Ostatni występ przed mistrzostwami świata był dla Justyny Kowalczyk niezwykle udany. Polka wygrała bieg na 10 km techniką klasyczną w zawodach Pucharu Świata we włoskiej miejscowości Valdidentro. - Bardzo fajnie jest wygrać, bo nie przydarza mi się to bardzo często - przyznała biegaczka w rozmowie ze Sportem.

W tym artykule dowiesz się o:

Pomimo zwycięstwa Justyna Kowalczyk nie czuje się pewnie przed mistrzostwami. - Moja pewność siebie spadła praktycznie do zera po przyjeździe do Liberca, kiedy zobaczyłam ten świeży śnieg. Bardzo ciężko mi się biega w takich warunkach, kiedy jest dużo świeżego śniegu, a temperatura oscyluje wokół zera - przyznała.

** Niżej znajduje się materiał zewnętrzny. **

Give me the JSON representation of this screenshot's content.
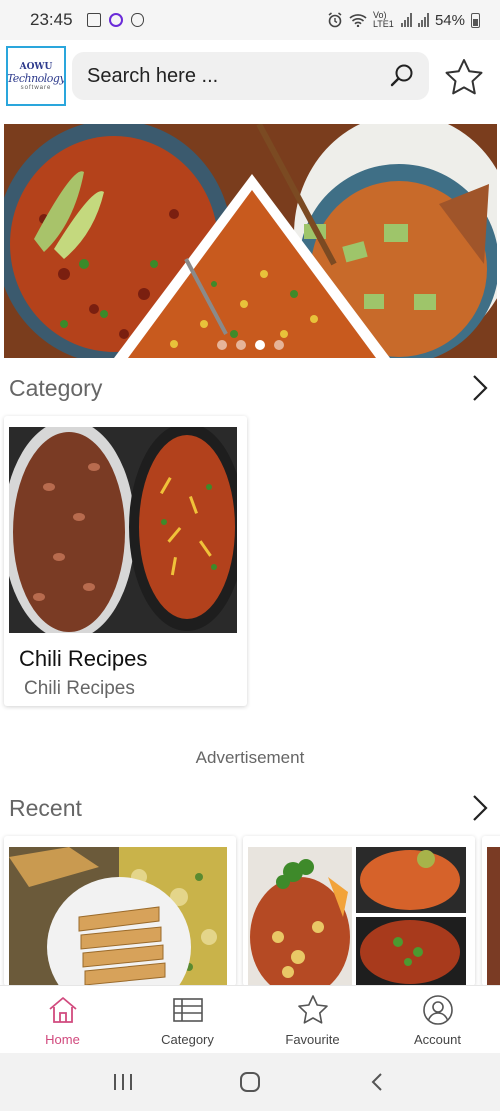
{
  "status_bar": {
    "time": "23:45",
    "battery": "54%",
    "network": "Vo) LTE1",
    "icons_left": [
      "image-notification-icon",
      "instagram-icon",
      "bug-icon"
    ],
    "icons_right": [
      "alarm-icon",
      "wifi-icon",
      "signal-icon",
      "battery-icon"
    ]
  },
  "header": {
    "logo_lines": [
      "AOWU",
      "Technology",
      "software"
    ],
    "search_placeholder": "Search here ...",
    "favourite_icon": "star-outline-icon"
  },
  "banner": {
    "slide_count": 4,
    "active_slide": 3
  },
  "category_section": {
    "title": "Category",
    "cards": [
      {
        "name": "Chili Recipes",
        "subtitle": "Chili Recipes"
      }
    ]
  },
  "advertisement": {
    "label": "Advertisement"
  },
  "recent_section": {
    "title": "Recent"
  },
  "bottom_nav": {
    "items": [
      {
        "label": "Home",
        "icon": "home-icon",
        "active": true
      },
      {
        "label": "Category",
        "icon": "list-icon",
        "active": false
      },
      {
        "label": "Favourite",
        "icon": "star-icon",
        "active": false
      },
      {
        "label": "Account",
        "icon": "account-icon",
        "active": false
      }
    ]
  },
  "colors": {
    "accent": "#d14a7e",
    "logo_border": "#2aa6dc"
  }
}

- Najbardziej obawiam się pogody. Na razie ten świeży śnieg mnie przeraża. A ponadto trochę boję się tego całego zamieszania podczas takiej imprezy, a konkretniej, że cały rytm mojego dnia zostanie zaburzony. Boję się także, że ciągle będę musiała opowiadać, iż zdobędę po trzy medale w każdym biegu. Na razie staram się do tego podchodzić z humorem, choć zdarza się, że się złoszczę. Mam jednak nadzieję, że mistrzostwa zakończę z uśmiechem - dodała.

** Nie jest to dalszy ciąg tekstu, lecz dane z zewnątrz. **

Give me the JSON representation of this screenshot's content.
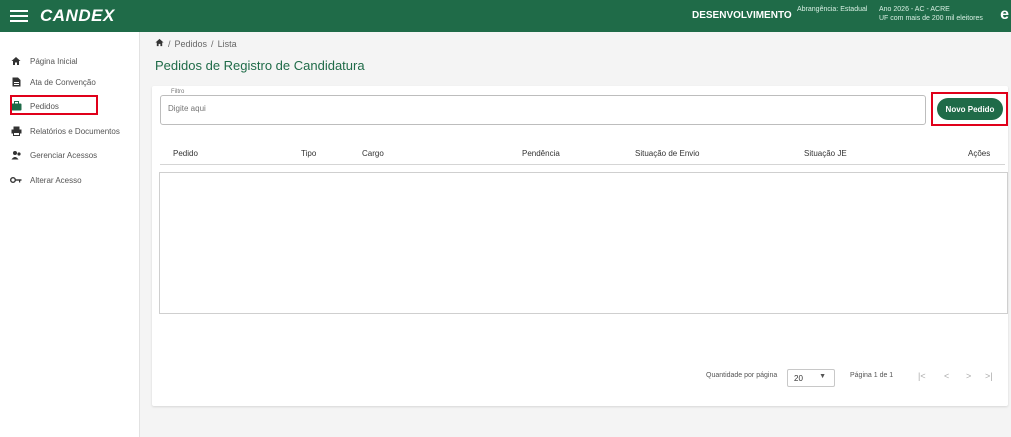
{
  "topbar": {
    "logo": "CANDEX",
    "environment": "DESENVOLVIMENTO",
    "scope": "Abrangência: Estadual",
    "year_state": "Ano 2026 - AC - ACRE",
    "uf_info": "UF com mais de 200 mil eleitores",
    "user_initial": "e"
  },
  "sidebar": {
    "items": [
      {
        "label": "Página Inicial",
        "icon": "home-icon"
      },
      {
        "label": "Ata de Convenção",
        "icon": "document-icon"
      },
      {
        "label": "Pedidos",
        "icon": "briefcase-icon"
      },
      {
        "label": "Relatórios e Documentos",
        "icon": "printer-icon"
      },
      {
        "label": "Gerenciar Acessos",
        "icon": "users-icon"
      },
      {
        "label": "Alterar Acesso",
        "icon": "key-icon"
      }
    ]
  },
  "breadcrumb": {
    "sep": "/",
    "items": [
      "Pedidos",
      "Lista"
    ]
  },
  "page": {
    "title": "Pedidos de Registro de Candidatura"
  },
  "filter": {
    "label": "Filtro",
    "placeholder": "Digite aqui"
  },
  "new_button": {
    "label": "Novo Pedido"
  },
  "table": {
    "columns": [
      "Pedido",
      "Tipo",
      "Cargo",
      "Pendência",
      "Situação de Envio",
      "Situação JE",
      "Ações"
    ]
  },
  "pagination": {
    "per_page_label": "Quantidade por página",
    "per_page_value": "20",
    "page_info": "Página 1 de 1"
  },
  "colors": {
    "primary": "#1f6b48",
    "highlight": "#e0001a"
  }
}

Kowalczyk zdradziła, że rozważa rezygnację ze startu w sprincie. - Ostateczną decyzję podejmę jednak dopiero po zapoznaniu się z trasą. Jak się okaże, że jest tam jakaś górka i mam szansę powalczyć o dobry wynik, to wystartuję. Jeżeli trasa będzie płaska i niezbyt wymagająca, to zrezygnuję - zapowiedziała trzecia zawodniczka klasyfikacji generalnej Pucharu Świata.